Common Lisp code to sample elements from a discrete probability distribution.
Someone asked a question about this on Reddit and I think the constant sampling time answer (https://en.wikipedia.org/wiki/Alias_method) is kind of cool. The pre-computation time is O(N) and the time to pull a sample is O(1) dominated by random number generation time.
In sample-array.lisp you will find a function TEST-SAMPLE giving an example. Here is a 2-dimensional array with 6 letters in it being sampled according to the distribution in the second array. Kind of silly.
(sample (make-sampler #2A((a b c) (d e f)) #2A((1 2 3) (4 5 0.1f0))))
A better example is:
(defun test-sample ()
"Should return a good approximation to dist."
(let* ((dist #(1 10 100 1000 10000 100000 1000000))
(values #(a b c d e f g ))
(s (make-sampler values dist))
(h (make-array (length dist) :element-type 'fixnum :initial-element 0)))
(format t "Test sample returned ~A, probably is a G~%" (sample s))
(dotimes (idx (round 1.1111111f6))
(incf (aref h (position (sample s) values))))
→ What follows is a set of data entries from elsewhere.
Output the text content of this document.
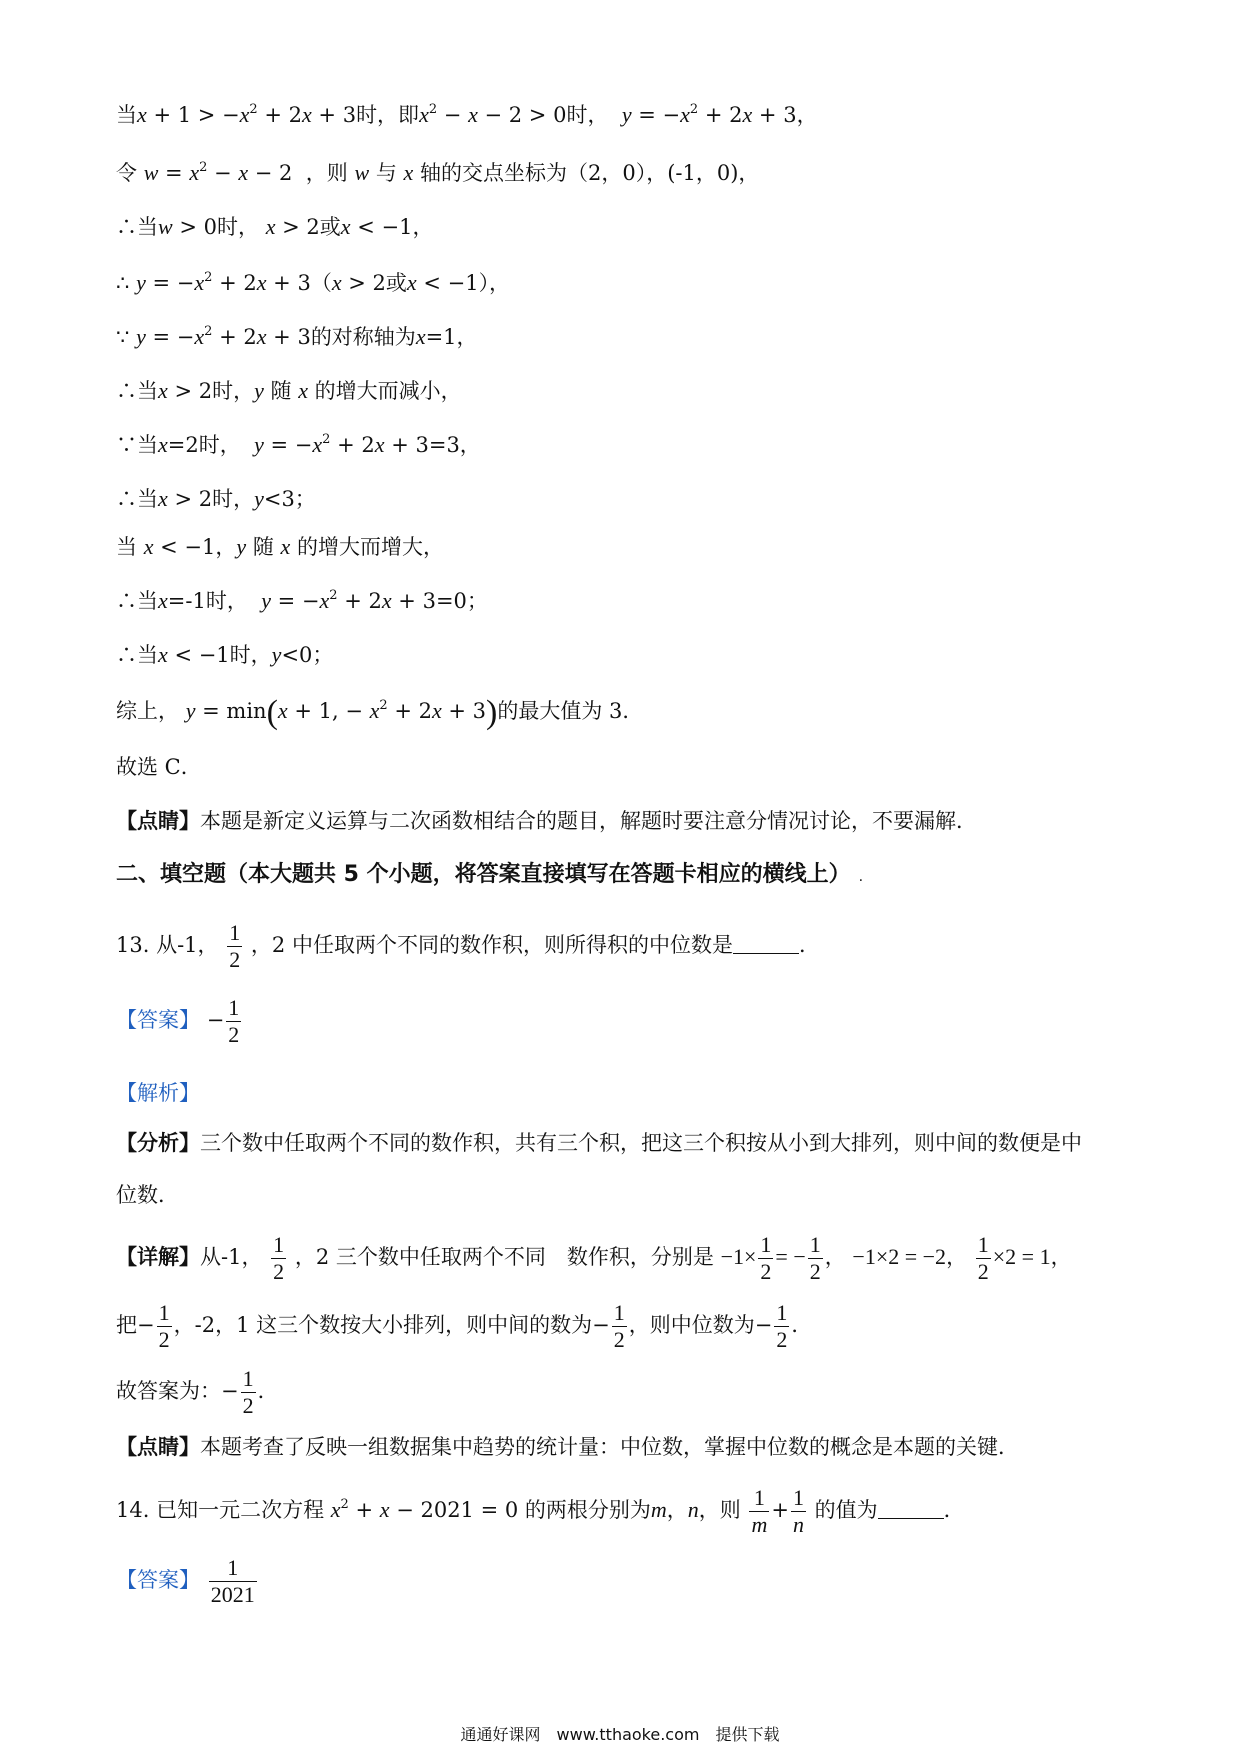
当$x + 1 > -x^2 + 2x + 3$时，即$x^2 - x - 2 > 0$时， $y = -x^2 + 2x + 3$，
令 $w = x^2 - x - 2$  ，则 w 与 x 轴的交点坐标为（2，0），(-1，0)，
∴当w > 0时， x > 2或x < −1，
∴ $y = -x^2 + 2x + 3(x > 2$或x < −1），
∵ $y = -x^2 + 2x + 3$的对称轴为x=1，
∴当x > 2时，y 随 x 的增大而减小，
∵当x=2时， $y = -x^2 + 2x + 3=3$，
∴当x > 2时，y<3；
当 x < −1，y 随 x 的增大而增大，
∴当x=-1时， $y = -x^2 + 2x + 3=0$；
∴当x < −1时，y<0；
综上， y = min(x + 1, − $x^2 + 2x + 3$)的最大值为 3．
故选 C．
【点睛】本题是新定义运算与二次函数相结合的题目，解题时要注意分情况讨论，不要漏解．
二、填空题（本大题共 5 个小题，将答案直接填写在答题卡相应的横线上） .
13. 从-1， $\frac{1}{2}$ ，2 中任取两个不同的数作积，则所得积的中位数是	．
【答案】 − $\frac{1}{2}$
【解析】
【分析】三个数中任取两个不同的数作积，共有三个积，把这三个积按从小到大排列，则中间的数便是中
位数．
【详解】从-1， $\frac{1}{2}$ ，2 三个数中任取两个不同　数作积，分别是 $-1\times \frac{1}{2}$ = − $\frac{1}{2}$ ， −1×2 = −2， $\frac{1}{2} \times 2 = 1$，
把− $\frac{1}{2}$ ，-2，1 这三个数按大小排列，则中间的数为− $\frac{1}{2}$ ，则中位数为− $\frac{1}{2}$ ．
故答案为：− $\frac{1}{2}$ ．
【点睛】本题考查了反映一组数据集中趋势的统计量：中位数，掌握中位数的概念是本题的关键．
14. 已知一元二次方程 $x^2 + x - 2021 = 0$ 的两根分别为m，n，则 $\frac{1}{m} + \frac{1}{n}$ 的值为	．
【答案】 $\frac{1}{2021}$
通通好课网　www.tthaoke.com　提供下载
(format t "~A should approximate ~A~%" h dist)
h))
with a typical output of
#(1 12 87 1011 9912 99866 1000222) should approximate #(1 10 100 1000 10000 100000 1000000)
The dynamic range of sampling is arbitrarily chosen to be fixed at 2^52, and it probably achieves an accuracy of approximately 2^50 or so because of how it computes the bin weights (there are many places where you lose a bit), but I haven't done any real audit of the math. There are some implementations around that do no thinking about this --- I use two calls to the random number generator to not have to think about dynamic range issues.... say you have a couple GB of bins, and you take 54 bits from a double-float from 0.0 to 1.0, you could have only 22 bits of dynamic range left, which you could run through taking only a few million samples.
This is meant to not be too slow, but is still just demo quality.